Giving an account of the events that led to his assault by the National Security operatives, Mr Amadu said he had arrived at the house of the NDC parliamentary candidate at La-Bawaleshie, Mr Delali Kwesi Brempong, via public transport around 6 a.m. on January 31, 2019.

He said he was at the place to assist with the distribution of rice porridge and bread to the polling agents of the party at the various polling stations.

According to him, while he and four other persons were in the process of carting the food contained in an ice chest into a Mahindra pick-up parked in front of the house, about 35 masked men wearing black T-shirts over brown khaki trousers besieged the front of Mr Brempong’s house and ordered them to lie down on the ground.

He said shortly after the directive, the security operatives seized the keys to the Mahindra pick-up to search the vehicle.

“I stood up in the process and requested for a search warrant from one of the National Security operatives but the operatives only showed me a tag around his neck as the warrant.

I became suspicious, and when I looked around the necks of all the men they were wearing similar tags,” he told the commission.

Mr Amadu recounted that based on the suspicion he had, he considered that the masked men who had besieged Mr Brempong’s house were not official National Security operatives as they claimed and so he called the more than 100 people who had gathered in front of the house to retrieve the car keys, resist the operation and “drive them away”.

Confrontation

He said a confrontation ensued, during which one of the operatives fired six warning shots, a situation which forced him and some people in the crowd to go into hiding.

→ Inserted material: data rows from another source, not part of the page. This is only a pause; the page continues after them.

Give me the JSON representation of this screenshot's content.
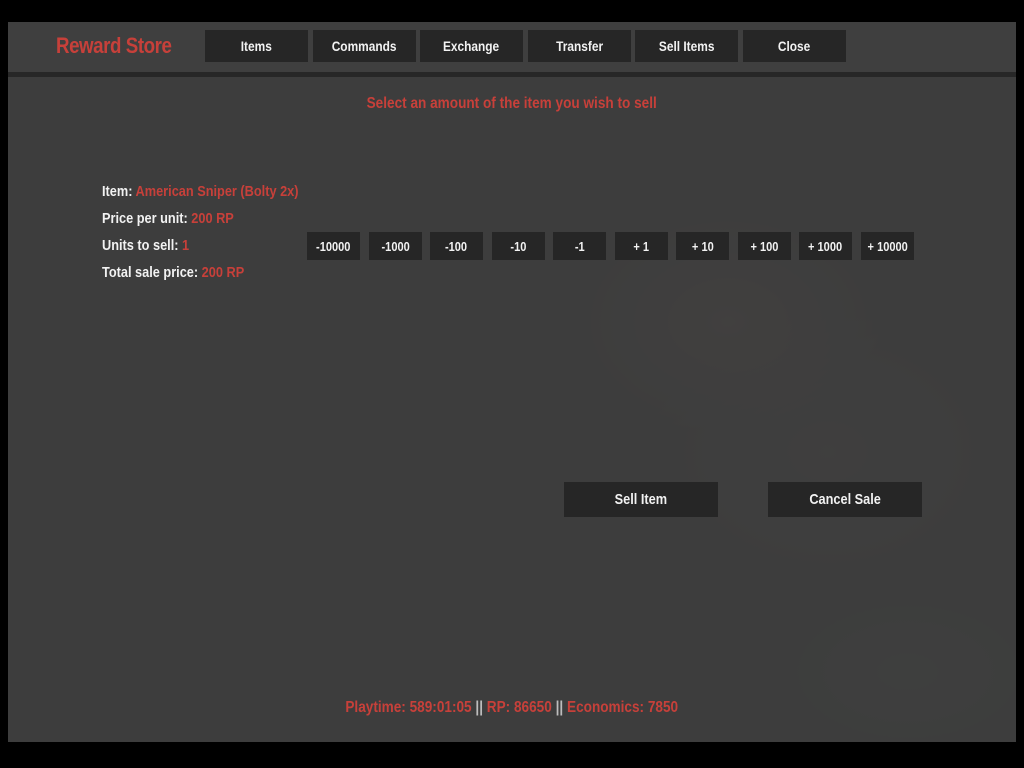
{
  "header": {
    "title": "Reward Store",
    "tabs": [
      {
        "label": "Items"
      },
      {
        "label": "Commands"
      },
      {
        "label": "Exchange"
      },
      {
        "label": "Transfer"
      },
      {
        "label": "Sell Items"
      },
      {
        "label": "Close"
      }
    ]
  },
  "prompt": "Select an amount of the item you wish to sell",
  "sale": {
    "item_label": "Item:",
    "item_value": "American Sniper (Bolty 2x)",
    "price_label": "Price per unit:",
    "price_value": "200 RP",
    "units_label": "Units to sell:",
    "units_value": "1",
    "total_label": "Total sale price:",
    "total_value": "200 RP"
  },
  "steppers": [
    {
      "label": "-10000"
    },
    {
      "label": "-1000"
    },
    {
      "label": "-100"
    },
    {
      "label": "-10"
    },
    {
      "label": "-1"
    },
    {
      "label": "+ 1"
    },
    {
      "label": "+ 10"
    },
    {
      "label": "+ 100"
    },
    {
      "label": "+ 1000"
    },
    {
      "label": "+ 10000"
    }
  ],
  "actions": {
    "sell_label": "Sell Item",
    "cancel_label": "Cancel Sale"
  },
  "footer": {
    "playtime": "Playtime: 589:01:05",
    "sep1": "||",
    "rp": "RP: 86650",
    "sep2": "||",
    "economics": "Economics: 7850"
  },
  "colors": {
    "accent": "#c7403a",
    "button_bg": "#262626",
    "text": "#f2f2f2"
  }
}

“I hid behind a white pick-up which was not far from the scene and I could still hear countless shots being fired,” he told the commission.

Sam George appears

According to him, while he was hiding behind the pick-up, the Member of Parliament for Ningo-Prampram, Mr Sam George, arrived at the scene and was told that National Security operatives had seized keys to the Mahindra pick-up.

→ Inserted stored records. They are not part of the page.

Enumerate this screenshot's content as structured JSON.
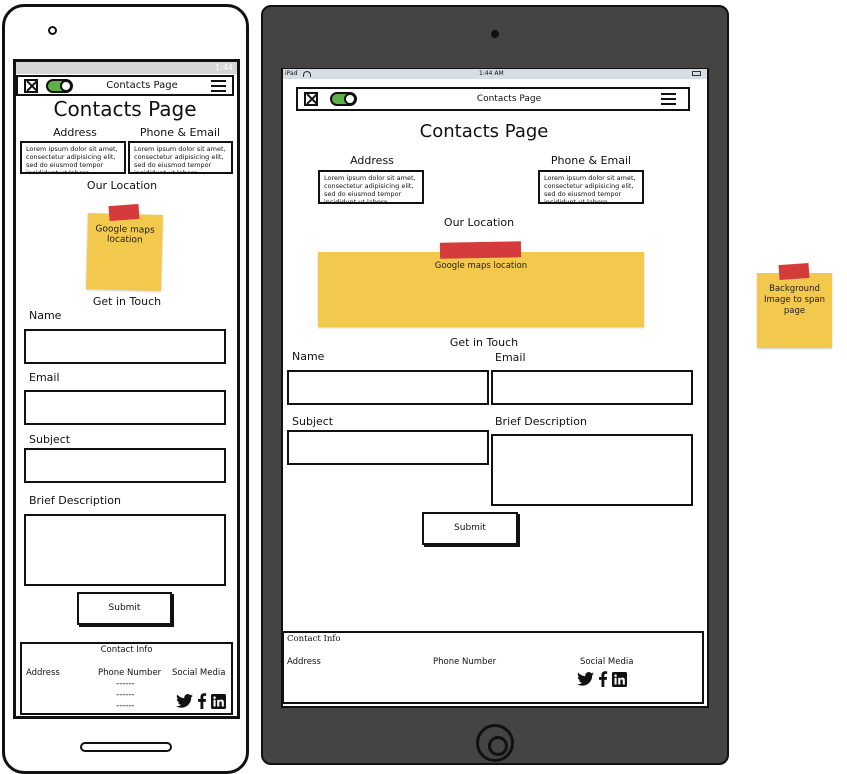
{
  "phone": {
    "status_time": "1:44",
    "nav_title": "Contacts Page",
    "page_title": "Contacts Page",
    "address_label": "Address",
    "phone_email_label": "Phone & Email",
    "lorem": "Lorem ipsum dolor sit amet, consectetur adipisicing elit, sed do eiusmod tempor incididunt ut labore",
    "location_label": "Our Location",
    "map_note": "Google maps location",
    "get_in_touch": "Get in Touch",
    "name_label": "Name",
    "email_label": "Email",
    "subject_label": "Subject",
    "description_label": "Brief Description",
    "submit": "Submit",
    "footer": {
      "title": "Contact Info",
      "address": "Address",
      "phone_number": "Phone Number",
      "dashes": [
        "------",
        "------",
        "------"
      ],
      "social_media": "Social Media"
    }
  },
  "tablet": {
    "status_device": "iPad",
    "status_time": "1:44 AM",
    "nav_title": "Contacts Page",
    "page_title": "Contacts Page",
    "address_label": "Address",
    "phone_email_label": "Phone & Email",
    "lorem": "Lorem ipsum dolor sit amet, consectetur adipisicing elit, sed do eiusmod tempor incididunt ut labore",
    "location_label": "Our Location",
    "map_note": "Google maps location",
    "get_in_touch": "Get in Touch",
    "name_label": "Name",
    "email_label": "Email",
    "subject_label": "Subject",
    "description_label": "Brief Description",
    "submit": "Submit",
    "footer": {
      "title": "Contact Info",
      "address": "Address",
      "phone_number": "Phone Number",
      "social_media": "Social Media"
    }
  },
  "side_note": "Background Image to span page",
  "colors": {
    "note_yellow": "#f2c94c",
    "tape_red": "#d63b3b",
    "toggle_green": "#5fb04a",
    "tablet_body": "#444444"
  },
  "icons": [
    "close-icon",
    "toggle-switch",
    "hamburger-menu-icon",
    "twitter-icon",
    "facebook-icon",
    "linkedin-icon",
    "wifi-icon",
    "battery-icon"
  ]
}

He said when Mr George approached and engaged the security operatives to hand over the car keys, he (Amadu) heard gunshots and went into hiding and only came out when the shots had ceased.

Amadu said following the cessation of the gunshots, he came out from his hideout and ran towards Mr George, who was then on the La Bawaleshie school park.

“While I was running to Mr George, I was given a hot chase by the masked men, who booted me down, lashed me with chains and hit me with the butts of guns.

Even when a policeman arrived on the scene and asked them to stop assaulting me, they continued assaulting me,” he recounted.

He said he was subsequently arrested and taken to the East Legon Police Station, where he was detained close to an hour, adding: “I was discharged only after some NDC big men, including Yussif Dauda and Collins Dauda, had intervened.

I was released and given a medical form to go to the Legon Hospital for treatment,” he said.

No intention to incite

When counsel of the commission quizzed him what made him think the security operatives were not policemen,

Mr Amadu said “the manner they came to the scene, their behaviour and the tags hanging around their necks gave them up and I shouted for help”.

When it was put to him that he incited the crowd against the security operatives, sparking the violence, he disagreed, saying: “I only called others to help me retrieve the car keys. l had no intention to call the crowd to come and fight the operatives.”

Crime officer

When he took his turn at the commission, the Divisional Crime Officer at the Airport Police Station, Mr Kingsley Aboagye, told the commission that on the day of the shooting, he visited 16 of the victims of the violence at the Legon Hospital.

He said as part of investigations by the police into the matter, he was tasked to take the statements and medical reports of the identified victims to build a docket.

He said he was able to take the statements and medical reports of 10 of the victims which he presented to the committee set up by the Inspector General of Police, Mr David Asante-Apeatu, to probe the violence.

The commission, however, tasked Mr Aboagye to urgently make copies of the said statements and medical reports available to it, since the documents would be essential to its investigations.